Continued From Part-1
In my last post, I discussed about the basics of Big Data at length. Today I’m going to discuss the need, implications and future predictions concerning it.
Need for Big Data:
Big data describes a holistic information management strategy that includes and integrates many new types of data and data management alongside traditional data.
When dealing with larger datasets, organizations face difficulties in being able to create, manipulate, and manage big data. Big Data is particularly a problem in business analytics because standard tools and procedures are not designed to search and analyze massive datasets.
Big data analytics helps organizations harness their data and use it to identify new opportunities. That, in turn, leads to smarter business moves, more efficient operations, higher profits and happier customers. The 3 reasons for the need of it or benefits that organization derive from it are:
- Cost Reduction: Big data technologies such as Hadoop and cloud-based analytics bring significant cost advantages when it comes to storing large amounts of data – plus they can identify more efficient ways of doing business.
- Faster, Better decision making: With the speed of Hadoop and in-memory analytics, combined with the ability to analyze new sources of data, businesses are able to analyze information immediately – and make decisions based on what they’ve learned.

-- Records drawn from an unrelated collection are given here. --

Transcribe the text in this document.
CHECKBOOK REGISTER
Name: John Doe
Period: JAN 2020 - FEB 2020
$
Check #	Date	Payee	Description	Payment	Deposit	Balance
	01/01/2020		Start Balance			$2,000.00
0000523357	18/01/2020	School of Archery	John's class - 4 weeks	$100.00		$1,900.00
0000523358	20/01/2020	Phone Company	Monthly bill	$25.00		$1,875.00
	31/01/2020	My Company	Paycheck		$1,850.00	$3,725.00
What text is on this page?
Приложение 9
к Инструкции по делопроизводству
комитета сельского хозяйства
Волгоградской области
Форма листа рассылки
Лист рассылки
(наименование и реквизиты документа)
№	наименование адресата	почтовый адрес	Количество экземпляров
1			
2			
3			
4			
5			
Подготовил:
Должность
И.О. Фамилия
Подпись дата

- New Products and Services: With the ability to gauge customer needs and satisfaction through analytics comes the power to give customers what they want. With big data analytics, more companies are creating new products to meet customers’ needs.
Importance of Big Data:
The importance of big data doesn’t revolve around how much data you have, but what you do with it. You can take data from any source and analyze it to find answers that enable 1) cost reductions, 2) time reductions, 3) new product development and optimized offerings, and 4) smart decision making. When you combine big data with high-powered analytics, you can accomplish business-related tasks such as:
- Determining root causes of failures, issues and defects in near-real time.

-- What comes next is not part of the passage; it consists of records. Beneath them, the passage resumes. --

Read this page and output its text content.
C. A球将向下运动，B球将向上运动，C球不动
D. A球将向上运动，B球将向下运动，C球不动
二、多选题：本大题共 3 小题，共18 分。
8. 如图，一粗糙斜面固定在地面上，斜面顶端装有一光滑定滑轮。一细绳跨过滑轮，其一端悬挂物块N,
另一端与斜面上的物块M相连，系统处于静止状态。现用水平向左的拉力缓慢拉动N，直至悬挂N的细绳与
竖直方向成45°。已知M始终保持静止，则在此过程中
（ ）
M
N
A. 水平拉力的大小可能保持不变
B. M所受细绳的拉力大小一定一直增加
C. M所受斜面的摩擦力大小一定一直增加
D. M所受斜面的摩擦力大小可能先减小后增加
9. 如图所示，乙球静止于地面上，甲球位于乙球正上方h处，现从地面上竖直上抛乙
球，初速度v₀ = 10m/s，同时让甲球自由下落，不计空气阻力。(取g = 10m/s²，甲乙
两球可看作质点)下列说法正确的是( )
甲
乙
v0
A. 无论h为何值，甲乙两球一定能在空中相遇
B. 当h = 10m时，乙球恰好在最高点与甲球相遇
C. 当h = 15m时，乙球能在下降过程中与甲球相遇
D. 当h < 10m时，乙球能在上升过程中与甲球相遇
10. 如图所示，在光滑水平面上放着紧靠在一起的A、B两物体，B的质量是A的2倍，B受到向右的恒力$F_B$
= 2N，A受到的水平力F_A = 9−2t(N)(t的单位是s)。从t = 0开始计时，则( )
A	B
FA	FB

- Generating coupons at the point of sale based on the customer’s buying habits.
- Recalculating entire risk portfolios in minutes.
- Detecting fraudulent behavior before it affects your organization.
Different Big Data Analytics Techniques:
- Predictive Analytics
- NoSQL Databases
- Search and Knowledge discovery
- Stream Analytics
- In-memory data fabric
- Distributed file Stores
- Data Virtualization
- Data Integration
- Data Preparation
- Data Quality
Big Data Technologies:
- Hadoop
- Cloudera
- R
- Scribe
- Apache Spark
- Apache Ranger
- Mongo DB
- Apache Cassandra
Future Expectations:
In order to predict the future of Big Data technology, it is necessary to first predict at what speed and from which all sources this big data will be generated. Listing some of the sources:
- Social Networks and Social Media Communications
- Blogs and comments
- Personal Documents
- Pictures, Videos and Internet Searches
- Mobile Data Content
- User-generated maps
- Data from Sensors – Home Automation Sensors, Future IoT Sensors
- Mobile Sensors – Person (Mobile Phone Location), Road, Rail, Air, Nautical(Ships)
- Satellite Data
- Data from Computer systems
“It is well known that it took from the dawn of civilization to the year 2003 for the world to generate 1.8 zettabytes of data. In 2011 it took two days on average to generate the same amount of data. Data centers consume up to 1.5 percent of all the electricity in the world.”
We swim in a sea of data … and the sea level is rising rapidly.
Tens of millions of connected people, billions of sensors, trillions of transactions now work to create unimaginable amounts of information. An equivalent amount of data is generated by people simply going about their lives, creating what the McKinsey Global Institute calls “digital exhaust”—data given off as a byproduct of other activities such as their Internet browsing and searching or moving around with their smartphone in their pocket.
There are only two certainties in Big Data today: It won’t look like yesterday’s data infrastructure, and it’ll be very, very fast to cope with the speed of its generation.
We may have much more advanced Big Data Technologies to analyze the data which is being produced in such great volumes, at such high-velocity and from all the varied sources. This data would be of great value in decision-making by the smart future machines.
Some of the future prediction as per Forbes are listed as below:
- Ways to analyze data will improve.
- More tools for analysis not needed the help from analyst will emerge.
- Prescriptive analytics will be built in to business analytics software.
- More developed software for Real-time Streaming insights into data by data winners.
- Privacy issues is a big challenge for big data.
- Separate departments would be made in companies for handling Data with a Chief Data Officer to guide management of the data handling capacity.
- Fast Data and Actionable data will replace Big Data as at the end of the day businesses and companies just analyze data to find answers about their questions.
The future of big data is still unsure, as the big data era is still unfolding, but it is clear that the changes ahead of us will transform organizations and societies. Big data is here to stay and organizations will have to adapt to the new paradigm.